For instance, a Computerworld survey of 200 IT managers conducted in the US autumn of 2001, just before XP was released, found that 53 percent of the respondents didn't plan to upgrade their PCs, while another 25 percent were undecided. And in an informal poll of 25 users a year later, only four said they had started deploying XP.
"We have not moved to XP, and we have no plans to," one CIO said in 2002. "This is an upgrade that offers nothing to a business customer."
Another IT manager said that the cost of upgrading to XP was "very high" and that there wasn't "a lot of perceived value" in moving up.
Many companies had just finished or were still rolling out Windows 2000 when XP came along just 20 months after its predecessor. Few could get excited at the prospect of another upgrade, especially when the economy turned sour after the dot-com bust.
And although XP may seem svelte compared with Vista, at the time, it was considered by many to be a bulky resource hog that likely would bog down applications on older PCs.

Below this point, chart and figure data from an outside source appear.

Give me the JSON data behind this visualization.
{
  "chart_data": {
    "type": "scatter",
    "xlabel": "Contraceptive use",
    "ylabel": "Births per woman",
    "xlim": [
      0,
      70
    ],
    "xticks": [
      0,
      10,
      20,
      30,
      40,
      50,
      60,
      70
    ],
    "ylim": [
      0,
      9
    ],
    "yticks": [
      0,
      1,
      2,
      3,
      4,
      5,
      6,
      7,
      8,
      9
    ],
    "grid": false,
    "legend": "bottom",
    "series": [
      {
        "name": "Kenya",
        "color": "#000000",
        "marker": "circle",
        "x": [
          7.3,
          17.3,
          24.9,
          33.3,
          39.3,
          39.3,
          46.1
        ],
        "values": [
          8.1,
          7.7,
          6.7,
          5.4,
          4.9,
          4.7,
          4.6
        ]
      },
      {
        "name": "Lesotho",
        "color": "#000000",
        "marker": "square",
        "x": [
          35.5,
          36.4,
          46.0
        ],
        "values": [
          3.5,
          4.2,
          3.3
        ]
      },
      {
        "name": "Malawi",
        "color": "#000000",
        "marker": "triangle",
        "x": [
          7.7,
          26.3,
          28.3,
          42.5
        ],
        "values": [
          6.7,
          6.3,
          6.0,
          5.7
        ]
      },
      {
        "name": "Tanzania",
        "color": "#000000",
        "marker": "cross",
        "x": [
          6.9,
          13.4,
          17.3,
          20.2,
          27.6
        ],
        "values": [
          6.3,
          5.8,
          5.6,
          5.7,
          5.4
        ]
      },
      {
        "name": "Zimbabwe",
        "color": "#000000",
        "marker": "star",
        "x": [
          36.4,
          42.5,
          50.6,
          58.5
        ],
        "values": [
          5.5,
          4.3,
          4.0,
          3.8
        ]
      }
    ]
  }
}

As of March 2005, Windows 2000 was still running on almost half of business PCs in the US and Canada, according to usage data compiled by asset-tracking vendor AssetMetrix prior to its acquisition by Microsoft.
"Vista really does parallel the situation with XP in a lot of ways," said Michael Cherry, an analyst at Directions on Microsoft.
Users loved Windows 2000, which was less than two years old when XP was released. And for many, XP didn't add enough to make them want to move up. "XP was really viewed as a glorified upgrade, not a new operating system in its own right," recalled Donnie Steward, CIO at ACH Foods Inc., a Memphis-based maker of processed foods.
Then there were all the security issues. XP now is considered to be highly secure, but that wasn't the case in 2002. That's when LifeTime Products upgraded to the operating system after Microsoft released Service Pack 1, its first bug-fix update. "We used to say XP was like Swiss cheese -- full of holes everywhere," said John Bowden, CIO at the Clearfield, US-based maker of recreational equipment.
To try to fix the security problems, Microsoft developed a second service pack, which it pushed customers to adopt. But there were two problems. First, not everyone was convinced that SP2 would be a security cure-all -- a view that was partly vindicated by later developments.
And second, SP2 was such a major change that it broke applications -- lots of them, especially enterprise ones.